Improve Workflow For L&I
“Across the city, we are seeing new construction and renovations signaling the interest in Philadelphia’s growth. We need more L&I staff and the incorporation of technology to make sure that this development is done safely and responsibly. Just last week, we saw a tragic fire that took the life of a firefighter and severely injured several others – we need answers and we need to do better. With more L&I staff and modern solutions (such as drone technology), we can continue to grow in a way that is safe and desirable.”
Fully Fund Democracy
“The next three Election cycles (Governor and Senator, Mayor and City Council, then President of the United States) will determine the next decade of Philadelphia, from a policy and economic perspective. As we watch the January 6th hearings, it is clear how fragile our democracy is. When we fully fund and modernize our elections, we put Philadelphia in a position to see investments and progress from every level of government.”
Save St Christopher’s Hospital
“Only a few years ago, Hahnemann hospital was shuttered – taking away a critical healthcare facility and putting thousands of Philadelphians out of work. As we heard reports of a potentially similar fate for St Christopher’s Hospital, I could not let another health center close as we just saw how devastating this was for patients and healthcare workers. The pandemic showed us how undervalued our health system; we have to prioritize the facilities who are serving our most vulnerable populations.

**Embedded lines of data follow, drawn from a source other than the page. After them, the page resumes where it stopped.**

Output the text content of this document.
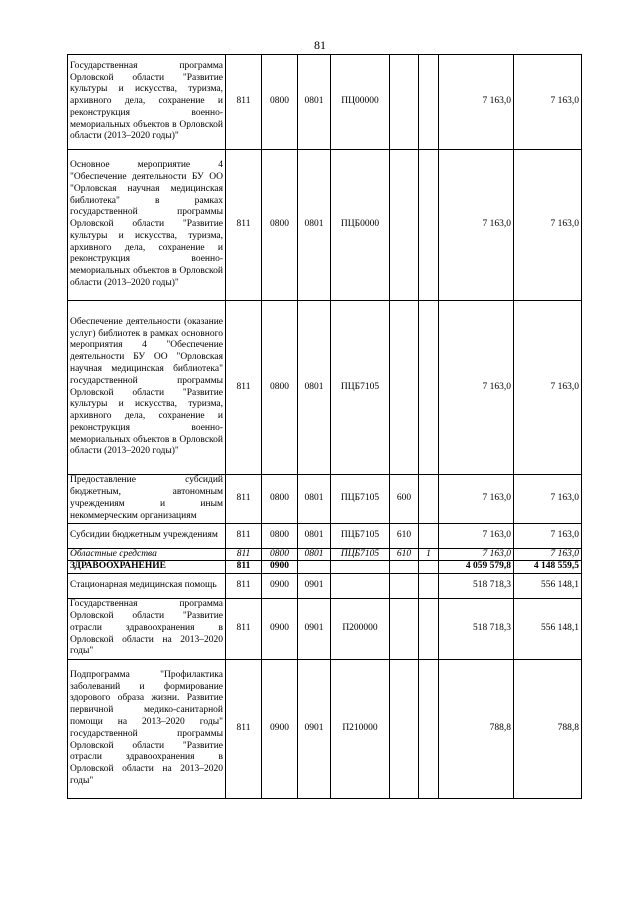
81
Государственная программа Орловской области "Развитие культуры и искусства, туризма, архивного дела, сохранение и реконструкция военно-мемориальных объектов в Орловской области (2013–2020 годы)"	811	0800	0801	ПЦ00000			7 163,0	7 163,0
Основное мероприятие 4 "Обеспечение деятельности БУ ОО "Орловская научная медицинская библиотека" в рамках государственной программы Орловской области "Развитие культуры и искусства, туризма, архивного дела, сохранение и реконструкция военно-мемориальных объектов в Орловской области (2013–2020 годы)"	811	0800	0801	ПЦБ0000			7 163,0	7 163,0
Обеспечение деятельности (оказание услуг) библиотек в рамках основного мероприятия 4 "Обеспечение деятельности БУ ОО "Орловская научная медицинская библиотека" государственной программы Орловской области "Развитие культуры и искусства, туризма, архивного дела, сохранение и реконструкция военно-мемориальных объектов в Орловской области (2013–2020 годы)"	811	0800	0801	ПЦБ7105			7 163,0	7 163,0
Предоставление субсидий бюджетным, автономным учреждениям и иным некоммерческим организациям	811	0800	0801	ПЦБ7105	600		7 163,0	7 163,0
Субсидии бюджетным учреждениям	811	0800	0801	ПЦБ7105	610		7 163,0	7 163,0
Областные средства	811	0800	0801	ПЦБ7105	610	1	7 163,0	7 163,0
ЗДРАВООХРАНЕНИЕ	811	0900					4 059 579,8	4 148 559,5
Стационарная медицинская помощь	811	0900	0901				518 718,3	556 148,1
Государственная программа Орловской области "Развитие отрасли здравоохранения в Орловской области на 2013–2020 годы"	811	0900	0901	П200000			518 718,3	556 148,1
Подпрограмма "Профилактика заболеваний и формирование здорового образа жизни. Развитие первичной медико-санитарной помощи на 2013–2020 годы" государственной программы Орловской области "Развитие отрасли здравоохранения в Орловской области на 2013–2020 годы"	811	0900	0901	П210000			788,8	788,8
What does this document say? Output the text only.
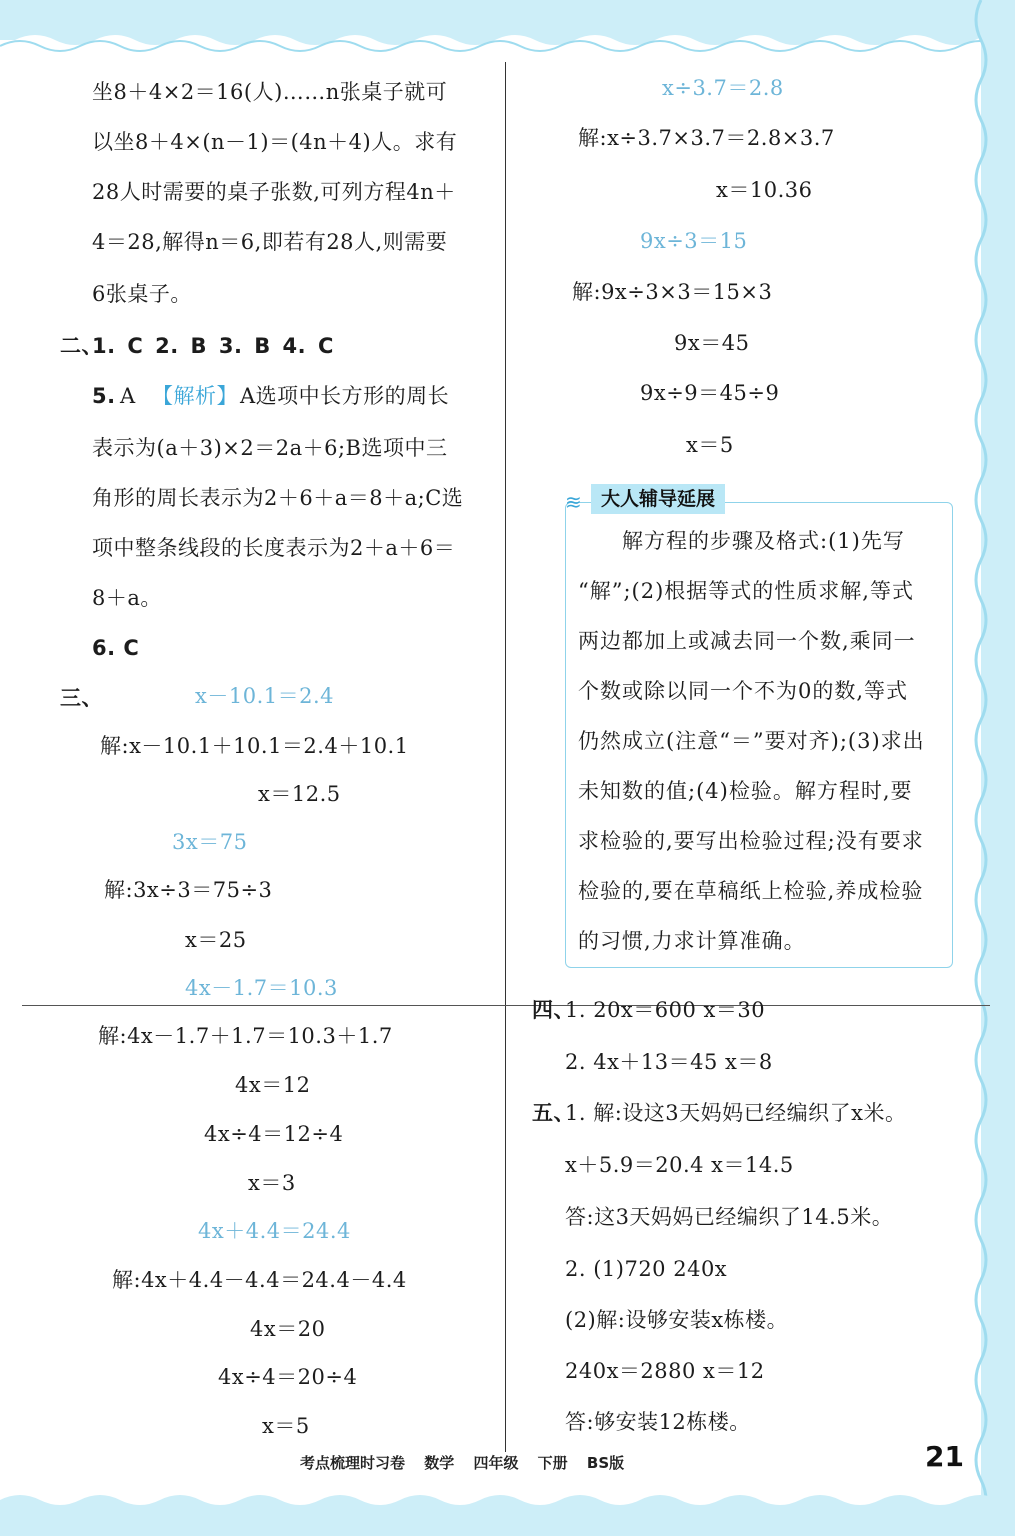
坐8＋4×2＝16(人)……n张桌子就可
以坐8＋4×(n－1)＝(4n＋4)人。求有
28人时需要的桌子张数,可列方程4n＋
4＝28,解得n＝6,即若有28人,则需要
6张桌子。
二、
1. C 2. B 3. B 4. C
5. A 【解析】 A选项中长方形的周长
表示为(a＋3)×2＝2a＋6;B选项中三
角形的周长表示为2＋6＋a＝8＋a;C选
项中整条线段的长度表示为2＋a＋6＝
8＋a。
6. C
三、	x－10.1＝2.4
解:x－10.1＋10.1＝2.4＋10.1
x＝12.5
3x＝75
解:3x÷3＝75÷3
x＝25
4x－1.7＝10.3
解:4x－1.7＋1.7＝10.3＋1.7
4x＝12
4x÷4＝12÷4
x＝3
4x＋4.4＝24.4
解:4x＋4.4－4.4＝24.4－4.4
4x＝20
4x÷4＝20÷4
x＝5
x÷3.7＝2.8
解:x÷3.7×3.7＝2.8×3.7
x＝10.36
9x÷3＝15
解:9x÷3×3＝15×3
9x＝45
9x÷9＝45÷9
x＝5
≋	大人辅导延展
解方程的步骤及格式:(1)先写
“解”;(2)根据等式的性质求解,等式
两边都加上或减去同一个数,乘同一
个数或除以同一个不为0的数,等式
仍然成立(注意“＝”要对齐);(3)求出
未知数的值;(4)检验。解方程时,要
求检验的,要写出检验过程;没有要求
检验的,要在草稿纸上检验,养成检验
的习惯,力求计算准确。
四、
1. 20x＝600 x＝30
2. 4x＋13＝45 x＝8
五、
1. 解:设这3天妈妈已经编织了x米。
x＋5.9＝20.4 x＝14.5
答:这3天妈妈已经编织了14.5米。
2. (1)720 240x
(2)解:设够安装x栋楼。
240x＝2880 x＝12
答:够安装12栋楼。
考点梳理时习卷 数学 四年级 下册 BS版	21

More Youth-Centered Parks and Recreations Hours
“In working with young people, as a Councilmember and a coach, I have been vocally concerned that we are focused on gun violence intervention but we are not doing nearly enough on gun violence prevention. I believe that quality, engaging youth programming – such as athletics or the arts – put young people on a great path to not only survive, but thrive. We need our parks and recreation centers to have youth-centered hours meaning more opportunities on evenings and weekends.
Passing the FY23 budget was a collaborative effort between all 17 members and the Mayor’s administration. Councilmember Thomas is appreciative of the openness and collaboration and looks forward to seeing these investments translate to a better Philadelphia for all.